Morphology of soot agglomerates produced into high pressure high temperature environment as inferred by light scattering/extinction measurements

The characterization of the particulate aggregates is a topic widely covered within the main field of aerosol and colloid science. A satisfactory description of agglomerates requires the knowledge of at least six parameters, namely the number density of clusters, the mean number of the primary particles per cluster, the mean diameter of such primary particles, the characteristic length of the aggregate depending on the shape of the aggregate, the refractive and absorption index of the primary particles. To this aim it is common in the literature to hypothesize about the dominant morphology and to think about the aggregate as constituted by identical primary particles and optical properties. As a matter of fact the scattering and extinction techniques are of common use in the literature in conjunction with the results of Mie theory in spite of the fact that such agglomerates are neither spherically shaped nor homogeneous. Alternatively the study of the agglomeration morphology can be afforded by means of Berry and Percival theory and static light scattering applied to fractals. An equivalent Mie sphere can be introduced which best simulates the data. The effective diameter of the agglomerate can be defined behind different criteria which yields often to quite different results.
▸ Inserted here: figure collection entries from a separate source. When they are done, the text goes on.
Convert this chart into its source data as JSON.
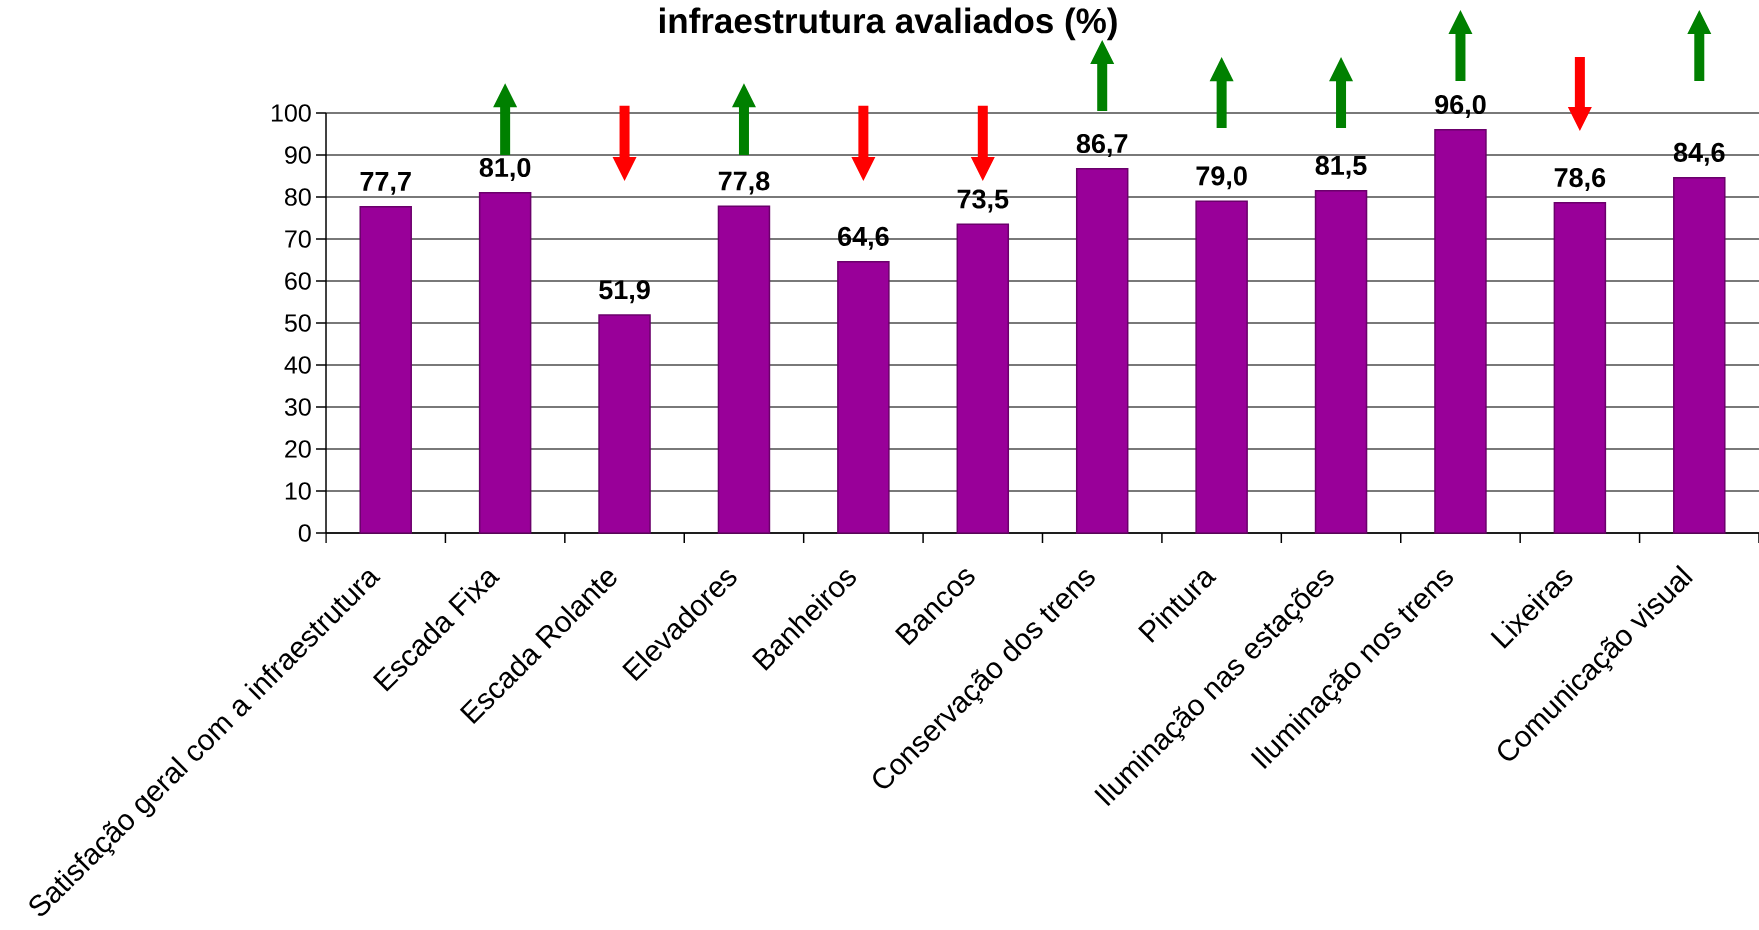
{
  "chart_data": {
    "type": "bar",
    "title": "infraestrutura avaliados (%)",
    "categories": [
      "Satisfação geral com a infraestrutura",
      "Escada Fixa",
      "Escada Rolante",
      "Elevadores",
      "Banheiros",
      "Bancos",
      "Conservação dos trens",
      "Pintura",
      "Iluminação nas estações",
      "Iluminação nos trens",
      "Lixeiras",
      "Comunicação visual"
    ],
    "values": [
      77.7,
      81.0,
      51.9,
      77.8,
      64.6,
      73.5,
      86.7,
      79.0,
      81.5,
      96.0,
      78.6,
      84.6
    ],
    "value_labels": [
      "77,7",
      "81,0",
      "51,9",
      "77,8",
      "64,6",
      "73,5",
      "86,7",
      "79,0",
      "81,5",
      "96,0",
      "78,6",
      "84,6"
    ],
    "color": "#990099",
    "ylim": [
      0,
      100
    ],
    "yticks": [
      0,
      10,
      20,
      30,
      40,
      50,
      60,
      70,
      80,
      90,
      100
    ],
    "grid": "y"
  }
}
The objective of the present paper is to characterize the carbonaceous agglomerates produced by ethylene pyrolysis into a shock tube environment via both classical light scattering/extinction measurements and a theoretical analysis for randomly oriented aggregates. The agglomeration process is investigated in a ms time scaling. The high temporal and spatial resolution involved are expected to furnish useful information about the fundamental kinetics of the surfiace growth and coagulation process of the soot particles.